Jenna Bednar, a research professor at the Center for Political Studies and a professor in the Department of Political Science, explained how Proposal 3, a 2018 ballot initiative in Michigan which allowed residents to engage in same-day voter registration, makes it easier for many residents to vote in elections.
“And I am quite pleased to be able to show you this, which is in the state of Michigan. We had significant upward movement (in voting ease),” Bednar said. “We were ranked 45th in 2016, and now we’re ranked 13th, and thanks to, in large part, to Prop 3. So, it is the very hard work of our Secretary of State Jocelyn Benson to try to make it as easy as possible for everyone to vote.”
The panel took audience member questions. One question asked how much the polls can be trusted this election.
Hutchings said in 2016, pollsters miscalculated non-college educated white people and their role in the election’s outcome.
“It seems unlikely that (pollsters) will be making that same mistake, because they are aware of it now in a way that they were not in 2016,” Hutchings said. “We may make, of course, new mistakes in 2020, but it seems unlikely that the particular problems that unfolded four years ago are going to unfold in 2020.”
Another question addressed the role of COVID-19 and how it will affect voter turnout.
Both Bednar and Ocampo emphasized the role that mail-in voting will have, as well as the greater availability to do so in many states.
“I think that people are trying to find ways to vote, in however (way) they feel the most comfortable,” Ocampo said.
Public Policy junior Sarah Niemann is concerned about claims of voter fraud and other issues around mail in voting.
“I think this election is super key because with the mail-in ballot issue, election night is going to be very different from any other year,” Niemann wrote to the Daily. “If the incumbent doesn’t lose on election night, meaning all the ballots haven’t been counted then there could be claims of voter fraud, a rigged election, and other arguments blaming mail-in voting.”
The future of the electoral college was also brought up.
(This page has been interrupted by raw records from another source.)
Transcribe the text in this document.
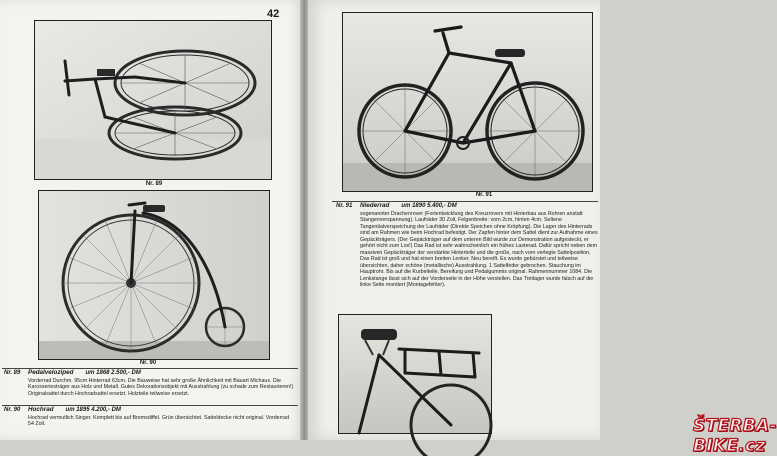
42
Nr. 89
Nr. 90
Nr. 89	Pedalveloziped um 1868 2.500,- DM
Vorderrad Durchm. 95cm Hinterrad 63cm. Die Bauweise hat sehr große Ähnlichkeit mit Bauart Michaux. Die Karosseriesträger aus Holz und Metall. Gutes Dekorationsobjekt mit Ausstrahlung (zu schade zum Restaurieren!) Originalsattel durch Hochradsattel ersetzt. Holzteile teilweise ersetzt.
Nr. 90	Hochrad um 1895 4.200,- DM
Hochrad vermutlich Singer. Komplett bis auf Bremsdiffel. Grün übersichtet. Satteldecke nicht original. Vorderrad 54 Zoll.
Nr. 91
Nr. 91	Niederrad um 1890 5.400,- DM
sogenannter Drachenrover (Fortentwicklung des Kreuzrovers mit Hinterbau aus Rohren anstatt Stangenverspannung). Laufräder 30 Zoll, Felgenbreite: vorn 2cm, hinten 4cm. Seltene Tangentialverspeichung der Laufräder (Direkte Speichen ohne Kröpfung). Die Lager des Hinterrads sind am Rahmen wie beim Hochrad befestigt. Der Zapfen hinter dem Sattel dient zur Aufnahme eines Gepäckträgers. (Der Gepäckträger auf dem unteren Bild wurde zur Demonstration aufgesteckt, er gehört nicht zum Los!) Das Rad ist sehr wahrscheinlich ein frühes Lasterad. Dafür spricht neben dem massiven Gepäckträger der verstärkte Hinterteile und die große, nach vorn verlegte Sattelposition. Das Rad ist groß und hat einen breiten Lenker. Neu bereift. Es wurde gebürstet und teilweise übersichten, daher schöne (metallische) Ausstrahlung. 1 Sattelfeder gebrochen. Stauchung im Hauptrohr. Bis auf die Kurbelteile, Bereifung und Pedalgummis original. Rahmennummer 1084. Die Lenkstange lässt sich auf der Vorderseite in der Höhe verstellen. Das Tretlager wurde falsch auf die linke Seite montiert (Montagefehler).
ŠTERBA-BIKE.cz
Bednar said the issue was more complicated than many pundits make it seem.
“The objections that we hear most frequently about (the electoral college) are because it’s flipping outcomes from Democratic wins to Republican wins, and so people argue that it’s biased toward Republicans,” Bednar said. “That argument is a little bit harder to support because you can talk about North Dakota and Wyoming and some other reliable Republican-voting states, but if you’re going to pull those out, you also have to talk about Washington, D.C., and Rhode Island and Vermont and some other small Democratic states.”
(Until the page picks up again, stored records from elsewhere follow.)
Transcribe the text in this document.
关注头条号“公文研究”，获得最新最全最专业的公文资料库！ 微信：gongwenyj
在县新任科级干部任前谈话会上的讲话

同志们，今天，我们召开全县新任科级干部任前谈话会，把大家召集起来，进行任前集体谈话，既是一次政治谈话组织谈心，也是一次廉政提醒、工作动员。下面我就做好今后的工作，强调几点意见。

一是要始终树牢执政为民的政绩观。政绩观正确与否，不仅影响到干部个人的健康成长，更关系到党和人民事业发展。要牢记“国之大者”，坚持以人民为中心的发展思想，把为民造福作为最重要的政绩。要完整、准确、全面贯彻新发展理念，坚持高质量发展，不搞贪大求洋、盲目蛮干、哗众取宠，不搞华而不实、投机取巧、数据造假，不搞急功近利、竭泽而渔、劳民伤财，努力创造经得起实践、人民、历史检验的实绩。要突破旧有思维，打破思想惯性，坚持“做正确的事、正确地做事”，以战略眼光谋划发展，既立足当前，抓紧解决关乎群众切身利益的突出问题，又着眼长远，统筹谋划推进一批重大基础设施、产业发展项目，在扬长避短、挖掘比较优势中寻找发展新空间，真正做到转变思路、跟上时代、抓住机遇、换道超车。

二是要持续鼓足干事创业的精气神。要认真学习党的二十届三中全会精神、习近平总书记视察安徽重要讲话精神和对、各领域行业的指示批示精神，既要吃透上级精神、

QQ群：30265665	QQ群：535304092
Kenneth Kollman, director of the Center for Political Studies and organizer of the event, commented on the increasing interest in elections.
“There’s a lot of interest on campus among faculty, staff, students, people in our community, our alums,” he said. “They’re interested in what people who have specialized knowledge have to say, and we provide, you know, the kind of expertise that you don’t typically see, even on television or, you know, on the internet.”